Mom takes off her headset and swivels her chair around. “How was school today, Koty?”
“Eh.” I shrug.
Stephanie moves a pile of research books off the only other chair in Mom’s cramped home office and pats it until I sit down. Ugh. There will be work-work coming any second now.
“Tea break?” Stephanie says, confirming my suspicions.
“Yes, please, Steph.” Mom slides off her reading glasses and rubs her eyes. “Let’s break open that goodie box from Cadbury’s.”
While Stephanie heads to the kitchen, Mom rolls her chair over to the circular table and peers at Stephanie’s open laptop.
“So next Monday, break out the flannels. We’re going up to McGuthrie Farms to pick out our Christmas tree for the holiday special.”

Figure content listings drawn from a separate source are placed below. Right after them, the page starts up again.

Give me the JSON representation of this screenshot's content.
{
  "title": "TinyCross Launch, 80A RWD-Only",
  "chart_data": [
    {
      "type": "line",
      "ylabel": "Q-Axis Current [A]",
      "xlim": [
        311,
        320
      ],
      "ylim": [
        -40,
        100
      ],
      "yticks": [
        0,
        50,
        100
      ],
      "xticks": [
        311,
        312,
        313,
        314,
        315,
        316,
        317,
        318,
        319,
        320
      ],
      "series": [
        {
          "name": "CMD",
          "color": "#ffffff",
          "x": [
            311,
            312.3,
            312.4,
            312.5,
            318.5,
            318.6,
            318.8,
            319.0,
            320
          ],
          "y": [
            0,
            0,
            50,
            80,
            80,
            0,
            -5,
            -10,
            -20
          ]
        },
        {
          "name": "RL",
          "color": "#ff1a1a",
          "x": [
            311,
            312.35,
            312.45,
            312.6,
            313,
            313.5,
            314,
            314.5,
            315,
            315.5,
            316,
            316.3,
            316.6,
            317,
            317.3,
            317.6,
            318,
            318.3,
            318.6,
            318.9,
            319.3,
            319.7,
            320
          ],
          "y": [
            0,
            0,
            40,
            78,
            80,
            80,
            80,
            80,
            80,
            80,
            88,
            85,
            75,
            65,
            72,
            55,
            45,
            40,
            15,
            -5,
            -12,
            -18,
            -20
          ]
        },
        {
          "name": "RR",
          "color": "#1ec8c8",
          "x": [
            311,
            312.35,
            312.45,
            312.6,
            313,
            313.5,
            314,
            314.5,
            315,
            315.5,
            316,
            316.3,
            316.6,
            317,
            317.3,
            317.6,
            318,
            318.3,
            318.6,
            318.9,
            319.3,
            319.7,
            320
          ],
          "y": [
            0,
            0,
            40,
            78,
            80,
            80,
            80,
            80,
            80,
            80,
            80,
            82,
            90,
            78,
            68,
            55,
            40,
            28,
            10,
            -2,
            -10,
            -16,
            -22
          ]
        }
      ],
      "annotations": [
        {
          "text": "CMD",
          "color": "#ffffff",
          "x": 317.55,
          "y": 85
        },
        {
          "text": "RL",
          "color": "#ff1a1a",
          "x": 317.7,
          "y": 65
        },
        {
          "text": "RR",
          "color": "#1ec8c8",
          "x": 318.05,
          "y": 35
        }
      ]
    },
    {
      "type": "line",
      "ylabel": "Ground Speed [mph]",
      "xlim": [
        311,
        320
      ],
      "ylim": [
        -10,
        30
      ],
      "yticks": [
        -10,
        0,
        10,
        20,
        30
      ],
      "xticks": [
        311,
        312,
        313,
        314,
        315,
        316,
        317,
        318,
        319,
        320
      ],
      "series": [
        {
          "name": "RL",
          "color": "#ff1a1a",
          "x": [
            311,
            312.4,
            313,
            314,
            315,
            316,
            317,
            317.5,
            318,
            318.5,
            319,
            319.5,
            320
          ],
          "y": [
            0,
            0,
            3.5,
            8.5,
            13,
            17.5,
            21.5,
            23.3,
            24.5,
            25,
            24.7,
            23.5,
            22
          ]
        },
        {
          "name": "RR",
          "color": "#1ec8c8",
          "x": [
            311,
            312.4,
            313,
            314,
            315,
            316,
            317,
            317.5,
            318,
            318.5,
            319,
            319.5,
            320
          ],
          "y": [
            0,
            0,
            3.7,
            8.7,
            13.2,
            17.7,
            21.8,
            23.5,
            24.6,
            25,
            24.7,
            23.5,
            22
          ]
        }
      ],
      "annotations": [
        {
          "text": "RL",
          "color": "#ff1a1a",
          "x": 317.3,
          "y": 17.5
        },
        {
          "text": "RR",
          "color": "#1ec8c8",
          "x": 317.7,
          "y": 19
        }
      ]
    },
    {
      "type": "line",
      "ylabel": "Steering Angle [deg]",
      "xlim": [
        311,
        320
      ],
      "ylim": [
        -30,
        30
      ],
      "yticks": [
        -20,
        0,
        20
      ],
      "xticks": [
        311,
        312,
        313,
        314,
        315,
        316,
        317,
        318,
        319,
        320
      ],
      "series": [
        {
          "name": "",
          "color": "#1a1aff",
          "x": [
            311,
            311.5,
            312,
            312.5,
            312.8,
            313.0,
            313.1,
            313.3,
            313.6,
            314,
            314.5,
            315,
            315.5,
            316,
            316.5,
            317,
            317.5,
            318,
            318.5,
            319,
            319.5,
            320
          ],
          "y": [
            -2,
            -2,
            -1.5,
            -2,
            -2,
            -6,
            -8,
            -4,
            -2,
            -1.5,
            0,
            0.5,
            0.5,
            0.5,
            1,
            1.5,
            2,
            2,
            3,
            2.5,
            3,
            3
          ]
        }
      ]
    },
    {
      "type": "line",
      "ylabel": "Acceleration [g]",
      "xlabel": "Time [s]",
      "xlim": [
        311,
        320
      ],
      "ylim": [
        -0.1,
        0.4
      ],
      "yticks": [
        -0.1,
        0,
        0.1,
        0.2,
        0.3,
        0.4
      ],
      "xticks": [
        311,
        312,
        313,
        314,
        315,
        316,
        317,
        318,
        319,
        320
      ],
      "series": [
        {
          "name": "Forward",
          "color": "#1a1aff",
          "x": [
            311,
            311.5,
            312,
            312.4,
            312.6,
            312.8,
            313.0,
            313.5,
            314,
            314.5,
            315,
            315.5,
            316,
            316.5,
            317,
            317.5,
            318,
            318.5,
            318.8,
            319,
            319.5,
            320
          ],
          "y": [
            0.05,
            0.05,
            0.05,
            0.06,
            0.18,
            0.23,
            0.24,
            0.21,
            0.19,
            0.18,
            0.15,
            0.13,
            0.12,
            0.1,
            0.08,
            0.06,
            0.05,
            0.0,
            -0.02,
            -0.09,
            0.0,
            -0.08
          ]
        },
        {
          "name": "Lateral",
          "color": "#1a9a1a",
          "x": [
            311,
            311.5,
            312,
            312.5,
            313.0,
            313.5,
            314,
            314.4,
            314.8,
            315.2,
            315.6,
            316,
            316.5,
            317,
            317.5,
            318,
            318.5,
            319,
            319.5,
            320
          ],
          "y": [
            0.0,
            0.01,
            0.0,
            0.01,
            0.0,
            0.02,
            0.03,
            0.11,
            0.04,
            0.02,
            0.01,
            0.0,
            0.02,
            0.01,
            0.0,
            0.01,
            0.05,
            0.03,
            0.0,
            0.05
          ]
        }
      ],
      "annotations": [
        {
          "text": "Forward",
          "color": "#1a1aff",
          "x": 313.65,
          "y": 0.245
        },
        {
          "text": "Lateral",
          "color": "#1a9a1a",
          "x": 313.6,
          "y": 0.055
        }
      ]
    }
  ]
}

Sweat pools in the back of my tank top after my short skateboard ride home from Matsuda. “Do I have to wear a winter coat? All that faux fur around my sweaty face is going to be itchy.”
“Yes.”
“C’mon, Mom. It’s still eighty degrees up north, I bet.”
“Seventy-five,” Mom corrects me. “But we’re going to wear the coats and enjoy McGuthrie’s famous hot chocolate and think cool thoughts. After all, we are professionals. Unless, of course, you’ve changed your mind about buying a car.”
“Hot chocolate and winter coats in August it is.”
“That’s my girl.”
Leo refers to the way my family lives four or more months in the future because of our shooting schedule as the “McDonalds’ Alternate Universe.” For example, we filmed our traditional McDonald Family Thanksgiving with turkey, matching sweaters, and the air conditioner turned down to arctic levels before heading over to the Matsudas’ house for a belated Independence Day barbecue.
“Can’t we go on Saturday or Sunday instead?” I say. “I don’t want to miss school.”
Mom raises an eyebrow. “Because of school or because Leo’s only day off is Monday?”